Developing an Anti-Racist Neuroscience

Friday, November 5, 2021
12:00p EDT / 16:00 UTC

The increased pace of neuroscientific discovery is poised to transform medical practice and behavioral policy. People of color, however, are too often either ignored, misunderstood, or exploited in brain and behavioral science research.

This workshop will address a range of questions about how neuroscience should address issues of race, such as: How are biases encoding in studies themselves? Does diversifying researchers help hedge bets against bias in research design?
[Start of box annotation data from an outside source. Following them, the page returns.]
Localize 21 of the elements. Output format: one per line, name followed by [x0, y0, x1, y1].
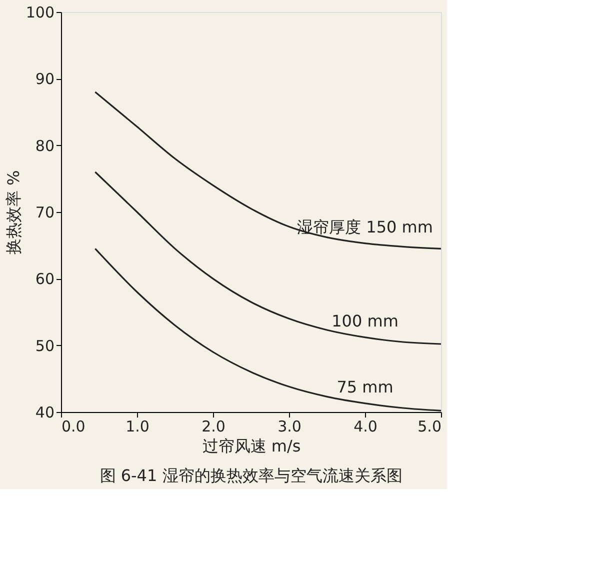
line-series [94, 91, 442, 250]
caption: 图 6-41 湿帘的换热效率与空气流速关系图 [100, 466, 402, 485]
series-label: 75 mm [336, 377, 394, 396]
line-series [94, 248, 442, 412]
y-tick-label: 50 [35, 336, 54, 355]
x-axis-title: 过帘风速 m/s [202, 436, 301, 456]
y-tick-label: 60 [35, 270, 54, 288]
x-tick-label: 3.0 [278, 418, 302, 436]
y-tick-label: 100 [26, 4, 54, 22]
x-tick-label: 4.0 [354, 418, 378, 436]
y-tick-label: 90 [35, 70, 54, 88]
y-axis-title: 换热效率 % [4, 170, 23, 255]
y-tick-label: 70 [35, 204, 54, 222]
x-tick-label: 2.0 [202, 418, 226, 436]
series-label: 100 mm [332, 311, 398, 330]
line-series [94, 171, 442, 345]
y-tick-label: 80 [35, 136, 54, 155]
x-tick-label: 0.0 [62, 418, 86, 436]
x-tick-label: 5.0 [418, 418, 442, 436]
y-tick-label: 40 [35, 404, 54, 422]
x-tick-label: 1.0 [126, 418, 150, 436]
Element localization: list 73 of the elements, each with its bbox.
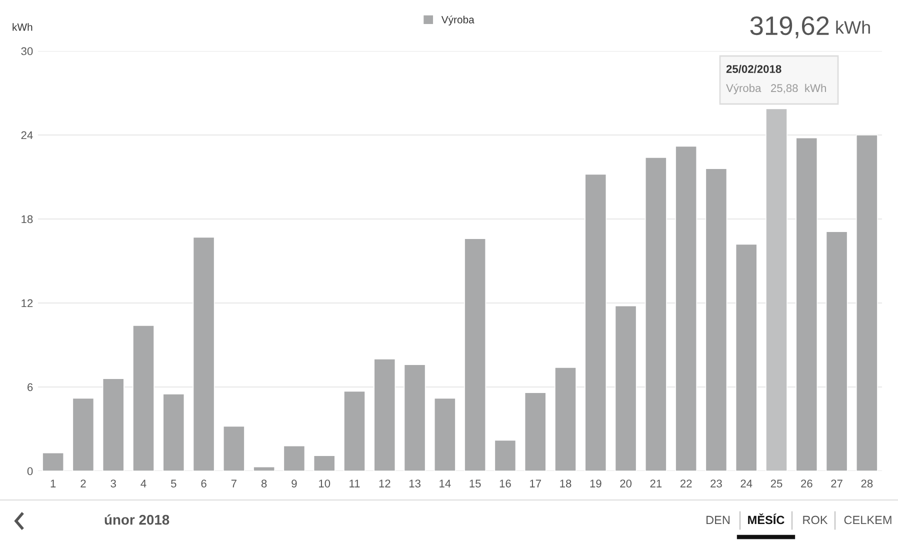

How should researchers consider racial/ethnic differences, especially in light of racist historical origins of psychology and eugenics? How does one do neuroscience without being colorblind or racial essentialists? Are marginalized people targeted if they are the focus of research, or does ignoring them erase their existence?
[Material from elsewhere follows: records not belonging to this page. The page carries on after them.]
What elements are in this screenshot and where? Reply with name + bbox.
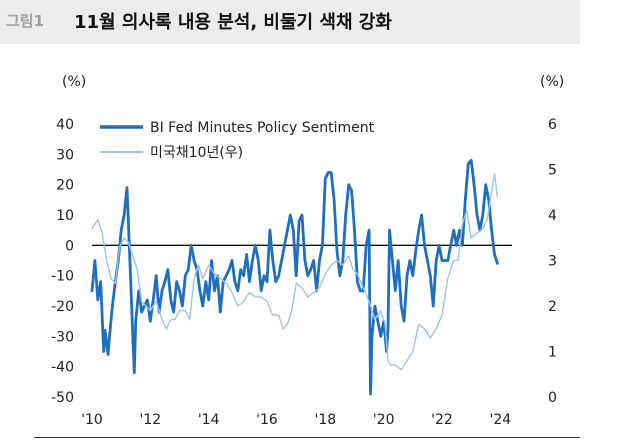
left-axis-unit: (%) [62,74,87,90]
legend: BI Fed Minutes Policy Sentiment 미국채10년(우) [100,120,375,161]
figure-label: 그림1 [6,12,45,30]
left-tick-label: 10 [56,208,74,224]
left-tick-label: 20 [56,178,74,194]
left-tick-label: -30 [51,329,74,345]
title-bar [0,0,580,44]
series-line-sentiment [90,158,499,396]
x-tick-label: '10 [81,412,103,428]
x-tick-label: '22 [431,412,453,428]
x-tick-label: '18 [314,412,336,428]
right-tick-label: 4 [548,208,557,224]
axes-layer: 403020100-10-20-30-40-506543210'10'12'14… [51,117,557,428]
series-layer [90,158,499,396]
right-tick-label: 0 [548,390,557,406]
series-line-us10y [91,173,499,371]
x-tick-label: '16 [256,412,278,428]
left-tick-label: -50 [51,390,74,406]
x-tick-label: '14 [198,412,220,428]
right-tick-label: 3 [548,254,557,270]
left-tick-label: -10 [51,269,74,285]
legend-label: 미국채10년(우) [150,145,243,161]
bottom-rule [34,437,580,438]
right-tick-label: 5 [548,163,557,179]
figure-title: 11월 의사록 내용 분석, 비둘기 색채 강화 [74,12,392,33]
left-tick-label: -40 [51,360,74,376]
x-tick-label: '20 [373,412,395,428]
right-tick-label: 2 [548,299,557,315]
left-tick-label: 30 [56,147,74,163]
right-tick-label: 6 [548,117,557,133]
left-tick-label: 0 [65,238,74,254]
right-tick-label: 1 [548,345,557,361]
left-tick-label: -20 [51,299,74,315]
x-tick-label: '12 [139,412,161,428]
legend-label: BI Fed Minutes Policy Sentiment [150,120,375,136]
right-axis-unit: (%) [540,74,565,90]
x-tick-label: '24 [489,412,511,428]
left-tick-label: 40 [56,117,74,133]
  • Keisha S. Ray, University of Texas Health Science Center (United States)
  • Oliver Rollins, University of Washington (United States)
  • Ruth S. Shim, University of California, Davis (United States)
  • Moderator: Tim Brown, University of Washington (United States)


  • Prepared question prompts for speakers (20 minutes)
  • Open discussion guided by attendee questions (40 minutes)




Image of Keisha S. Ray
Keisha S. Ray

University of Texas Health Science Center

Keisha Ray, PhD, received her PhD in philosophy from the University of Utah and is currently an assistant professor with the McGovern Center for Humanities & Ethics at the University of Texas Health Science Center at Houston. Most of Dr. Ray’s work focuses on the social and cultural determinants of Black people’s health, integrating race education into medical school curricula, and the ethics of biomedical enhancement. Dr. Ray also serves as an associate editor of the American Journal of Bioethics blog site to which she is a regular contributor.

Image of Oliver Rollins
Oliver Rollins

Assistant Professor of American Ethnic Studies
University of Washington

Oliver Rollins an assistant professor of American Ethnic Studies at the University of Washington. His work interrogates how race and social difference influence the making and potential use of neuroscientific technologies and knowledges. Rollins’s book, 'Conviction: The Making and Unmaking of The Violent Brain' (Stanford University Press), traces the social implications of neuroimaging research on anti-social behaviors. Currently, he's working on a project that outlines ethical pitfalls and social promises of the 'neuroscience of race.' 

Ruth S. Shim

University of California, Davis


Image of Tim Brown
Tim Brown

University of Washington

Dr. Tim Brown is an Assistant Professor of Bioethics & Humanities at the University of Washington’s School of Medicine and a founding member of the Neuroethics Thrust within UW’s Center for Neurotechnology (CNT). His work explores the moral and interpersonal impact of machine-learning-driven brain–computer interfaces. His most recent investigations concern the potential for neural engineering and neuroscientific research to harm marginalized communities.